Given the head of a sorted linked list, delete all nodes that have duplicate numbers, leaving only distinct numbers from the original list. Return the linked list sorted as well.

 

Example 1:

Input: head = [1,2,3,3,4,4,5]
Output: [1,2,5]

Example 2:

Input: head = [1,1,1,2,3]
Output: [2,3]

 

Constraints:

  • The number of nodes in the list is in the range [0, 300].
  • -100 <= Node.val <= 100
  • The list is guaranteed to be sorted in ascending order.

 

The description was taken from https://leetcode.com/problems/remove-duplicates-from-sorted-list-ii/.

Problem Solution

#O(N) Time, O(1) Space
class Solution:
    def deleteDuplicates(self, head: ListNode) -> ListNode:
        dummy = ListNode(0)
        dummy.next = head
        prev, curr = dummy, head
       
        while curr and curr.next:
            if curr.val == curr.next.val:
                while curr.next and curr.next.val == curr.val:
                    curr = curr.next
                prev.next = curr.next
            else:
                prev = prev.next
            curr = curr.next
           
        return dummy.next

Problem Explanation

The difference between this problem and the first Remove Duplicates from Sorted List is we will need to remove the entire group of duplicates.

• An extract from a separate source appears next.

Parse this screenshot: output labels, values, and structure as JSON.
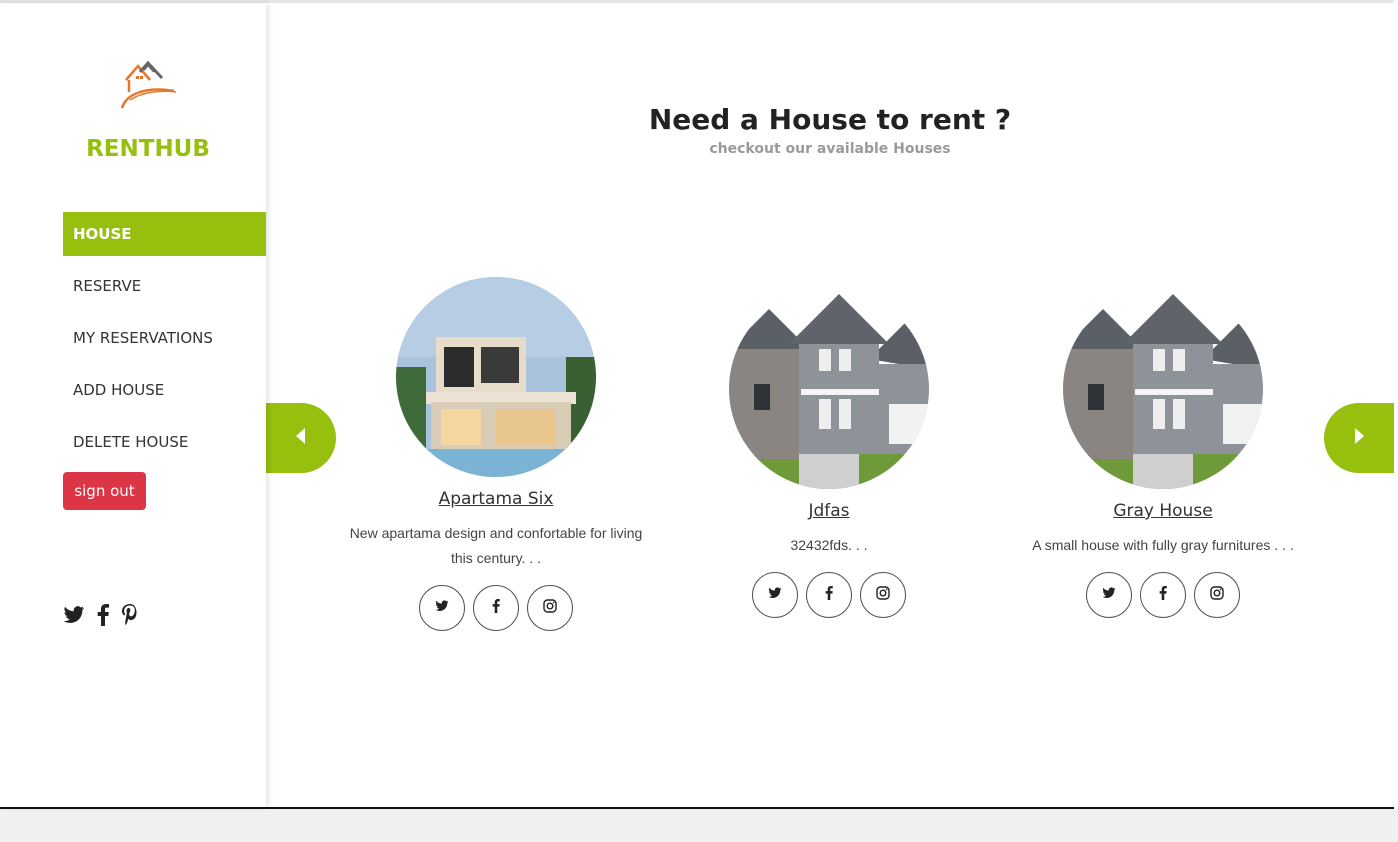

To do that, since the list is already sorted, we will just iterate through the list and once we find a node that is the same as the current, we will continue iterating until we find the next one.  In which case, we will set the previous unique node's next pointer to the next different node.

We'll start by setting a dummy node before the head in case we need to remove the head later, it will be easy knowing where the list started.

        dummy = ListNode(0)
        dummy.next = head

 

Then, we will create a previous and a current node pointer to the dummy head and the head.

        prev, curr = dummy, head

 

Next, we will begin our traversal.

The traversal will continue until the current node's next pointer is null since we will be setting pointers to the next node in our processing.

        while curr and curr.next:
 

 

In our traversal, if we stumble upon a node that is the same as the current, we will continue iterating until we find the first different node.

            if curr.val == curr.next.val:
                while curr.next and curr.next.val == curr.val:
                    curr = curr.next

 

Once we find that first different node, we will set the previous node's next pointer to the current node's next node.

This will snip the entire group of duplicates.

dummy->1->2->2->3->4->None

dummy->1->3->4->None

                prev.next = curr.next
 

 

If the current node isn't the same as the next node, then this node is unique so we will set the previous node pointer,  which is what we are using to track unique nodes, to this node.

            else:
                prev = prev.next

 

Once we have finished setting pointers, we will continue to the next node.

            curr = curr.next
 

 

Once we have finished traversing the linked list, we will return the head, which will be at the dummy head's next pointer.

        return dummy.next